1  <persistenceFactory>
2    <journaledJDBC journalLogFiles="5" dataSource="#mysql-ds" />
    </persistenceFactory>
    ...
  <broker>
  ...
3<bean id="mysql-ds"
      class="org.apache.commons.dbcp.BasicDataSource"
      destroy-method="close">
    <property name="driverClassName" value="com.mysql.jdbc.Driver"/>
    <property name="url" value="jdbc:mysql://localhost/activemq?relaxAutoCommit=true"/>
    <property name="username" value="activemq"/>
    <property name="password" value="activemq"/>
    <property name="poolPreparedStatements" value="true"/>
  </bean>

The configuration in Example 8 has three noteworthy elements:

1

The persistenceFactory element wraps the configuration for the JDBC persistence adapter.

Note

In Fuse Message Broker versions prior to 5.4, the persistenceAdapter element was sometimes used to wrap the configuration for the JDBC persistence adapter. This is no longer possible in 5.4, because the broker performs strict schema checking on the configuration file.

2

The journaledJDBC element specifies that the broker will use the JDBC persistence adapter with the high performance journal. The element's attributes configure the following properties:

  • The journal will span five log files.

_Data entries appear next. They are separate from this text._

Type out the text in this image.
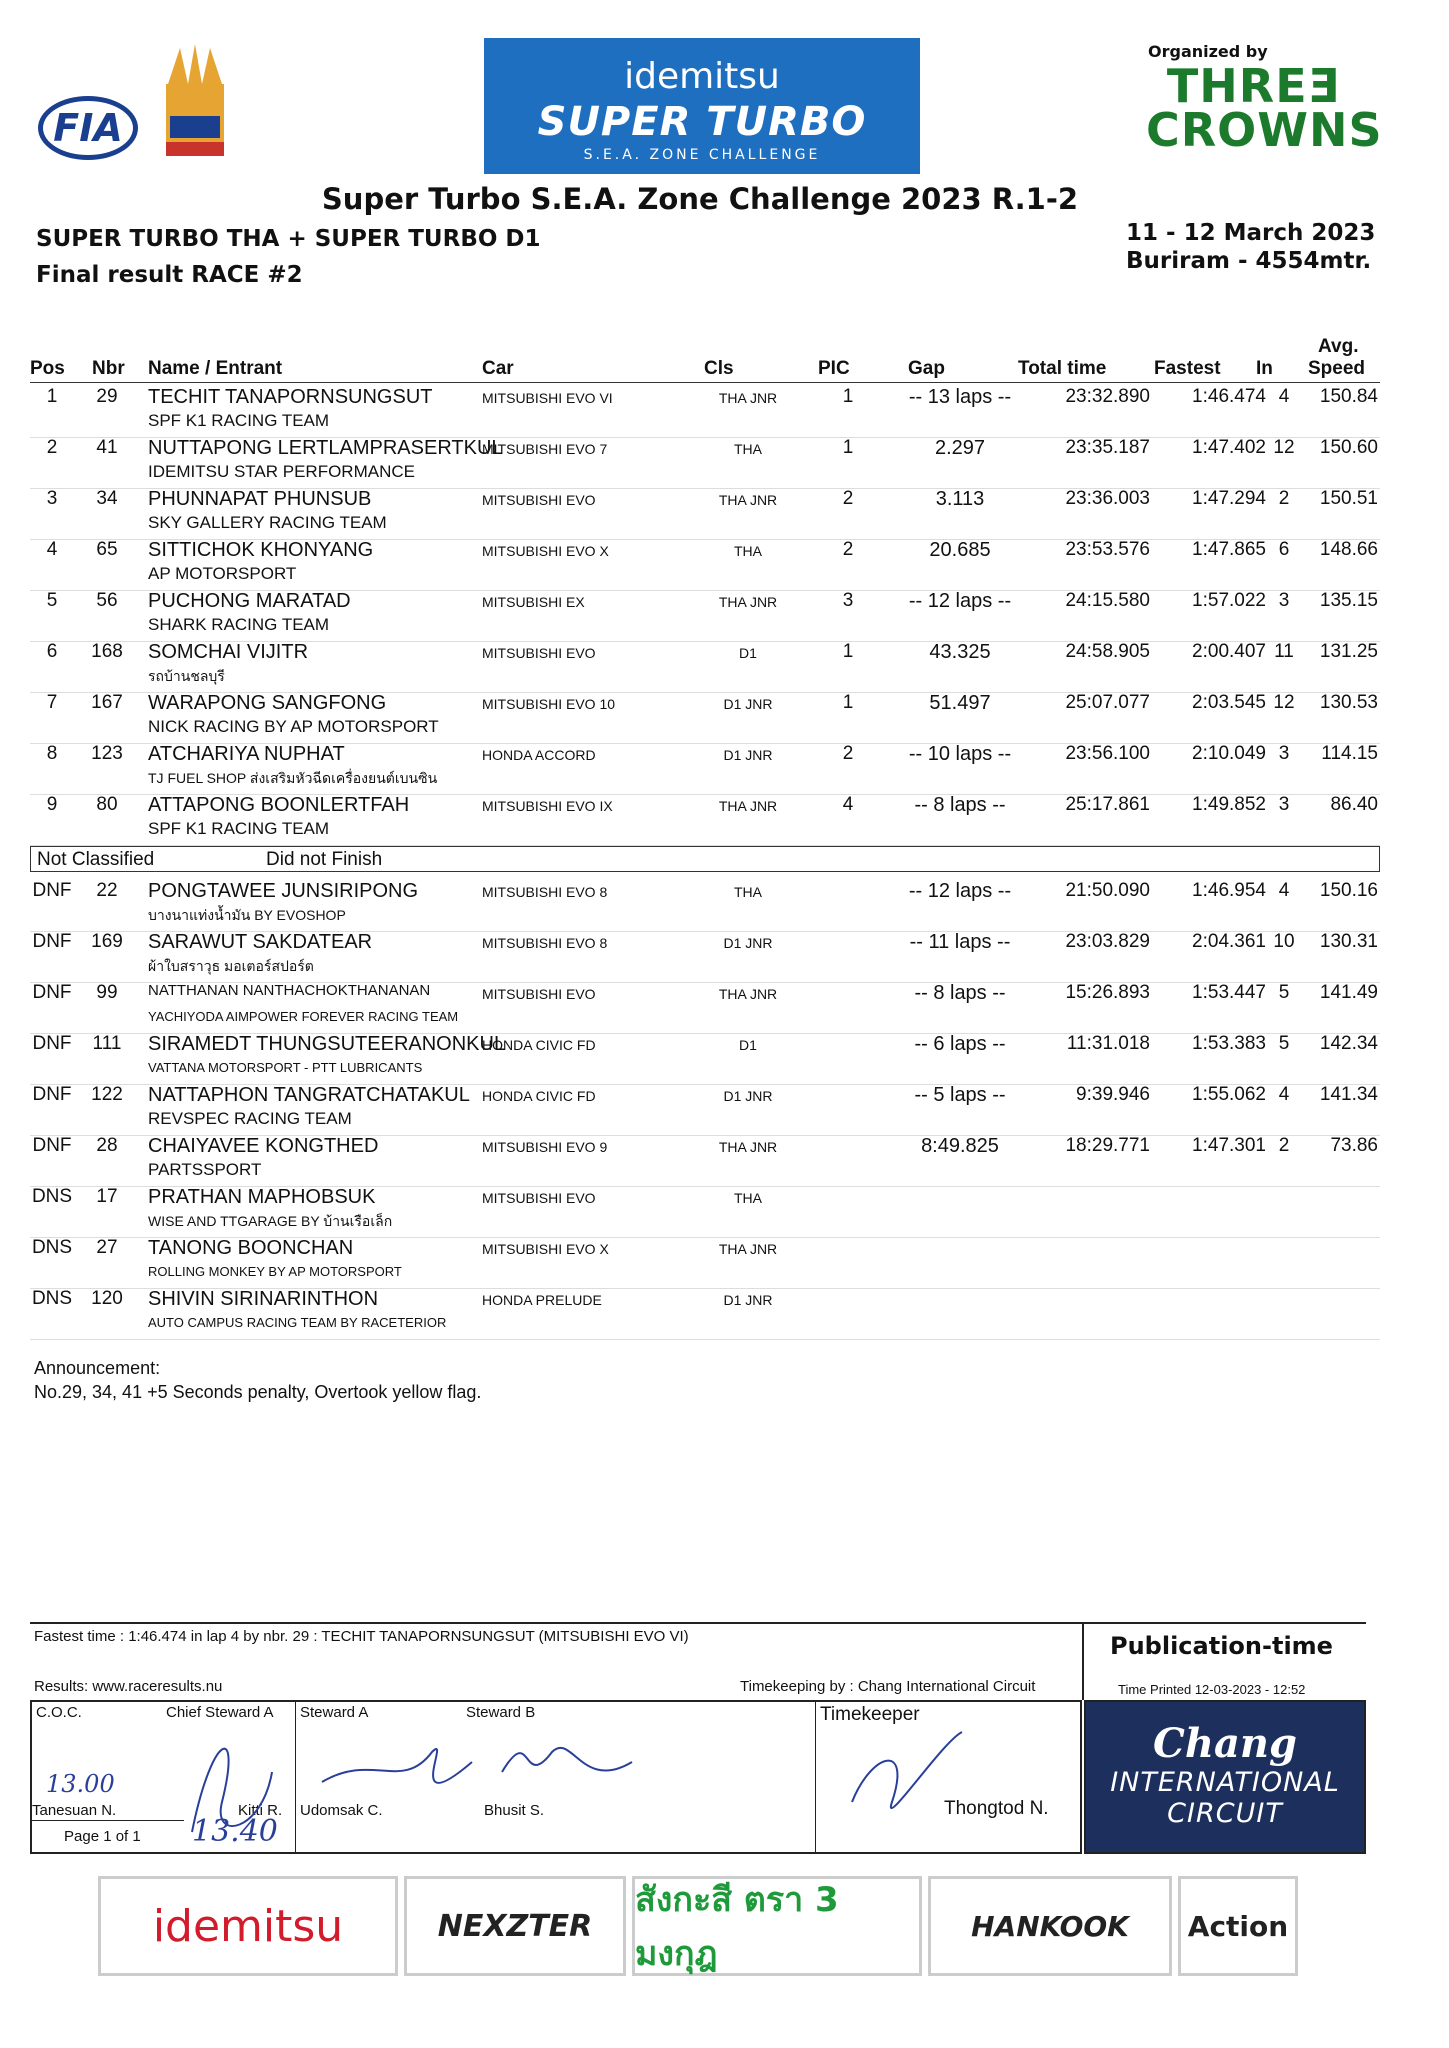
FIA
idemitsu
SUPER TURBO
S.E.A. ZONE CHALLENGE
Organized by
THREƎ CROWNS
Super Turbo S.E.A. Zone Challenge 2023 R.1-2
SUPER TURBO THA + SUPER TURBO D1
Final result RACE #2
11 - 12 March 2023
Buriram - 4554mtr.
Pos Nbr Name / Entrant	Car	Cls	PIC	Gap	Total time	Fastest In
Avg.
Speed
1	29	TECHIT TANAPORNSUNGSUT
SPF K1 RACING TEAM
MITSUBISHI EVO VI	THA JNR	1	-- 13 laps --	23:32.890	1:46.474 4	150.84
2	41	NUTTAPONG LERTLAMPRASERTKUL
IDEMITSU STAR PERFORMANCE
MITSUBISHI EVO 7	THA	1	2.297	23:35.187	1:47.402 12	150.60
3	34	PHUNNAPAT PHUNSUB
SKY GALLERY RACING TEAM
MITSUBISHI EVO	THA JNR	2	3.113	23:36.003	1:47.294 2	150.51
4	65	SITTICHOK KHONYANG
AP MOTORSPORT
MITSUBISHI EVO X	THA	2	20.685	23:53.576	1:47.865 6	148.66
5	56	PUCHONG MARATAD
SHARK RACING TEAM
MITSUBISHI EX	THA JNR	3	-- 12 laps --	24:15.580	1:57.022 3	135.15
6	168	SOMCHAI VIJITR
รถบ้านชลบุรี
MITSUBISHI EVO	D1	1	43.325	24:58.905	2:00.407 11	131.25
7	167	WARAPONG SANGFONG
NICK RACING BY AP MOTORSPORT
MITSUBISHI EVO 10	D1 JNR	1	51.497	25:07.077	2:03.545 12	130.53
8	123	ATCHARIYA NUPHAT
TJ FUEL SHOP ส่งเสริมหัวฉีดเครื่องยนต์เบนซิน
HONDA ACCORD	D1 JNR	2	-- 10 laps --	23:56.100	2:10.049 3	114.15
9	80	ATTAPONG BOONLERTFAH
SPF K1 RACING TEAM
MITSUBISHI EVO IX	THA JNR	4	-- 8 laps --	25:17.861	1:49.852 3	86.40
Not Classified	Did not Finish
DNF	22	PONGTAWEE JUNSIRIPONG
บางนาแท่งน้ำมัน BY EVOSHOP
MITSUBISHI EVO 8	THA	-- 12 laps --	21:50.090	1:46.954 4	150.16
DNF	169	SARAWUT SAKDATEAR
ผ้าใบสราวุธ มอเตอร์สปอร์ต
MITSUBISHI EVO 8	D1 JNR	-- 11 laps --	23:03.829	2:04.361 10	130.31
DNF	99	NATTHANAN NANTHACHOKTHANANAN
YACHIYODA AIMPOWER FOREVER RACING TEAM
MITSUBISHI EVO	THA JNR	-- 8 laps --	15:26.893	1:53.447 5	141.49
DNF	111	SIRAMEDT THUNGSUTEERANONKUL
VATTANA MOTORSPORT - PTT LUBRICANTS
HONDA CIVIC FD	D1	-- 6 laps --	11:31.018	1:53.383 5	142.34
DNF	122	NATTAPHON TANGRATCHATAKUL
REVSPEC RACING TEAM
HONDA CIVIC FD	D1 JNR	-- 5 laps --	9:39.946	1:55.062 4	141.34
DNF	28	CHAIYAVEE KONGTHED
PARTSSPORT
MITSUBISHI EVO 9	THA JNR	8:49.825	18:29.771	1:47.301 2	73.86
DNS	17	PRATHAN MAPHOBSUK
WISE AND TTGARAGE BY บ้านเรือเล็ก
MITSUBISHI EVO	THA
DNS	27	TANONG BOONCHAN
ROLLING MONKEY BY AP MOTORSPORT
MITSUBISHI EVO X	THA JNR
DNS	120	SHIVIN SIRINARINTHON
AUTO CAMPUS RACING TEAM BY RACETERIOR
HONDA PRELUDE	D1 JNR
Announcement:
No.29, 34, 41 +5 Seconds penalty, Overtook yellow flag.
Fastest time : 1:46.474 in lap 4 by nbr. 29 : TECHIT TANAPORNSUNGSUT (MITSUBISHI EVO VI)
Results: www.raceresults.nu	Timekeeping by : Chang International Circuit
Publication-time
Time Printed 12-03-2023 - 12:52
C.O.C.	Chief Steward A
13.00
Tanesuan N.	Kitti R.
Page 1 of 1 13.40
Steward A	Steward B
Udomsak C.	Bhusit S.
Timekeeper
Thongtod N.
Chang
INTERNATIONAL
CIRCUIT
idemitsu	NEXZTER
สังกะสี ตรา 3 มงกุฎ
HANKOOK	Action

  • The configuration for the JDBC driver is specified in a bean element with the ID, mysql-ds.

3

The bean element specified the configuration for the MySQL JDBC driver.

Configuration

Table 3 describes the attributes used to configure the journaled JDBC persistence adapter.

Table 3. Attributes for Configuring the Journaled JDBC Persistence Adapter

AttributeDefault ValueDescription
adapter  Specifies the strategy to use when accessing a non-supported database. For more information see ????.
createTablesOnStartup trueSpecifies whether or not new database tables are created when the broker starts. If the database tables already exist, the existing tables are reused.
dataDirectory activemq-dataSpecifies the directory into which the default Derby database writes its files.
dataSource #derbySpecifies the id of the Spring bean storing the JDBC driver's configuration. For more information see ????.
journalArchiveDirectory  Specifies the directory used to store archived journal log files.
journalLogFiles 2Specifies the number of log files to use for storing the journal.
journalLogFileSize 20MBSpecifies the size for a journal's log file.
journalThreadPriority 10Specifies the thread priority of the thread used for journaling.
useDatabaseLock trueSpecifies whether or not an exclusive database lock should be used to enable JDBC Master/Slave.
useJournal trueSpecifies whether or not to use the journal.